Petitioners were not deprived of 4th Amendment constitutional rights, as they assert. The correction officer occupies a sensitive position and is subject to paramilitary discipline. He cannot perform his demanding duties if impaired by drugs. His reasonable expectation of privacy as a private citizen must yield to compelling governmental interests when he becomes an officer. (See, Matter of Krolick v Lowery, 32 AD2d 317, affd 26 NY2d 723, cert denied 397 US 1075, holding that firefighters could be required to submit to blood tests for alcohol; Division 241 Amalgamated Tr. Union v Suscy, 538 F2d 1264, cert denied 429 US 1029, holding that blood and urine tests for bus and train operators were not an impermissible intrusion, given the public interest in insuring that such operators are fit to perform their jobs; see also, Kelley v Johnson, 425 US 238.)

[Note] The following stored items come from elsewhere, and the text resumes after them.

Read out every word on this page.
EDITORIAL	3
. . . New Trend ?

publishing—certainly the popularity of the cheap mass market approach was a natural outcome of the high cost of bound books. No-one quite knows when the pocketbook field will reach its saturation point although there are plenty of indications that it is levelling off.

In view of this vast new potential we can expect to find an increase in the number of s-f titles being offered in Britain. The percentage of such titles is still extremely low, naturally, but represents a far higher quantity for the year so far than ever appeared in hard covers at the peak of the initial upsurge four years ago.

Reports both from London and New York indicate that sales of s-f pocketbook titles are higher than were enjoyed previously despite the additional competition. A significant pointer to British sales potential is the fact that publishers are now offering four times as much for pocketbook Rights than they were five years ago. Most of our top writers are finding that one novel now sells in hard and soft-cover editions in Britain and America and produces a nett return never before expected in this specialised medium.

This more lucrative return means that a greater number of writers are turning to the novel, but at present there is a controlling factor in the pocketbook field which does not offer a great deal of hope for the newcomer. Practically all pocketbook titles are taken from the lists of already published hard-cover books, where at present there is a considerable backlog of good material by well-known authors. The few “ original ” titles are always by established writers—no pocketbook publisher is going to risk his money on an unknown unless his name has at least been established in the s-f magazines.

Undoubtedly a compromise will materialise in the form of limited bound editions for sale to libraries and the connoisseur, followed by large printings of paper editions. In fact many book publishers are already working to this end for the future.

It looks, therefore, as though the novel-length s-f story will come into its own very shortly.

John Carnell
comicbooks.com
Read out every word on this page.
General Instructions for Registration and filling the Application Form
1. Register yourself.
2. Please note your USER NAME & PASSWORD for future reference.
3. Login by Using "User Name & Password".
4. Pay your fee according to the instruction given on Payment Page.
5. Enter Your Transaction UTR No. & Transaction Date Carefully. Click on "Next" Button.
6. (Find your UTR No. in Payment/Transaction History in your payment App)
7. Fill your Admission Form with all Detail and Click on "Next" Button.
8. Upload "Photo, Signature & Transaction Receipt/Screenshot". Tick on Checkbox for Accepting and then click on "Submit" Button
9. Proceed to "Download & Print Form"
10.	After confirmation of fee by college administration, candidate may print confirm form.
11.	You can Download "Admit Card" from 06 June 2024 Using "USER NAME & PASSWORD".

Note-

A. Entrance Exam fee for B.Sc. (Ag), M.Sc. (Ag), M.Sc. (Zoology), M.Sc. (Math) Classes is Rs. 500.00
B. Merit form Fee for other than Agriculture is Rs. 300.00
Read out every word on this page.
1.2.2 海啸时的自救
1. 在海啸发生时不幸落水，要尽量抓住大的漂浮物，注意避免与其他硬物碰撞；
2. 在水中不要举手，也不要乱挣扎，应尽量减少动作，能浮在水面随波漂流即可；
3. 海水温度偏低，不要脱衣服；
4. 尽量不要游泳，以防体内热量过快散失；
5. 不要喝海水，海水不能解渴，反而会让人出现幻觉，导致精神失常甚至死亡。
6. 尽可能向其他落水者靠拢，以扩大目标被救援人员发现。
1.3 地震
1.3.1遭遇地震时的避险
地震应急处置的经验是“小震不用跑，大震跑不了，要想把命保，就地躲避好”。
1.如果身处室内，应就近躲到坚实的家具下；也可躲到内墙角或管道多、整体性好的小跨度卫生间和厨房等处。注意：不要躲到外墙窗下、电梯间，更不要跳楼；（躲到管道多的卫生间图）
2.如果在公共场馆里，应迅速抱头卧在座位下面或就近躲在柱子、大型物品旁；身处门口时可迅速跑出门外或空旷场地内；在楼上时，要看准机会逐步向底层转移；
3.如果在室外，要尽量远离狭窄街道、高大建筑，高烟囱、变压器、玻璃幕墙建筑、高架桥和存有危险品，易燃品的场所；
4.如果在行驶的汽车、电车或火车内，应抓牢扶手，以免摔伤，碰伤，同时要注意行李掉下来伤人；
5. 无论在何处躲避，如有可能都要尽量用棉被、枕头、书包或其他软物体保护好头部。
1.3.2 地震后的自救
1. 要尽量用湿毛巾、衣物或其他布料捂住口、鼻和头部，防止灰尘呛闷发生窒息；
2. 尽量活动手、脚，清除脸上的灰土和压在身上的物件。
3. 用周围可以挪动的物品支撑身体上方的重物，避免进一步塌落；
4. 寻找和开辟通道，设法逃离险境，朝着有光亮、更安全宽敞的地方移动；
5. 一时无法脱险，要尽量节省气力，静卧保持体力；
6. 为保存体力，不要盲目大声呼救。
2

Probable cause is not required where the search is not aimed at the discovery of evidence for use in a criminal trial (Camara v Municipal Ct., 387 US 523). Reasonable suspicion is sufficient (Security & Law Enforcement Employees v Carey, 737 F2d 187; cf. Schmerber v California, 384 US 757).

Petitioners were properly ordered to submit urine samples. Dismissal was not an excessive penalty, nor was it shocking to one’s sense of fairness or disproportionate to the offense (Pell v Board of Educ., supra). Concur — Kupferman, J. P., Sullivan, Ross, Carro and Fein, JJ.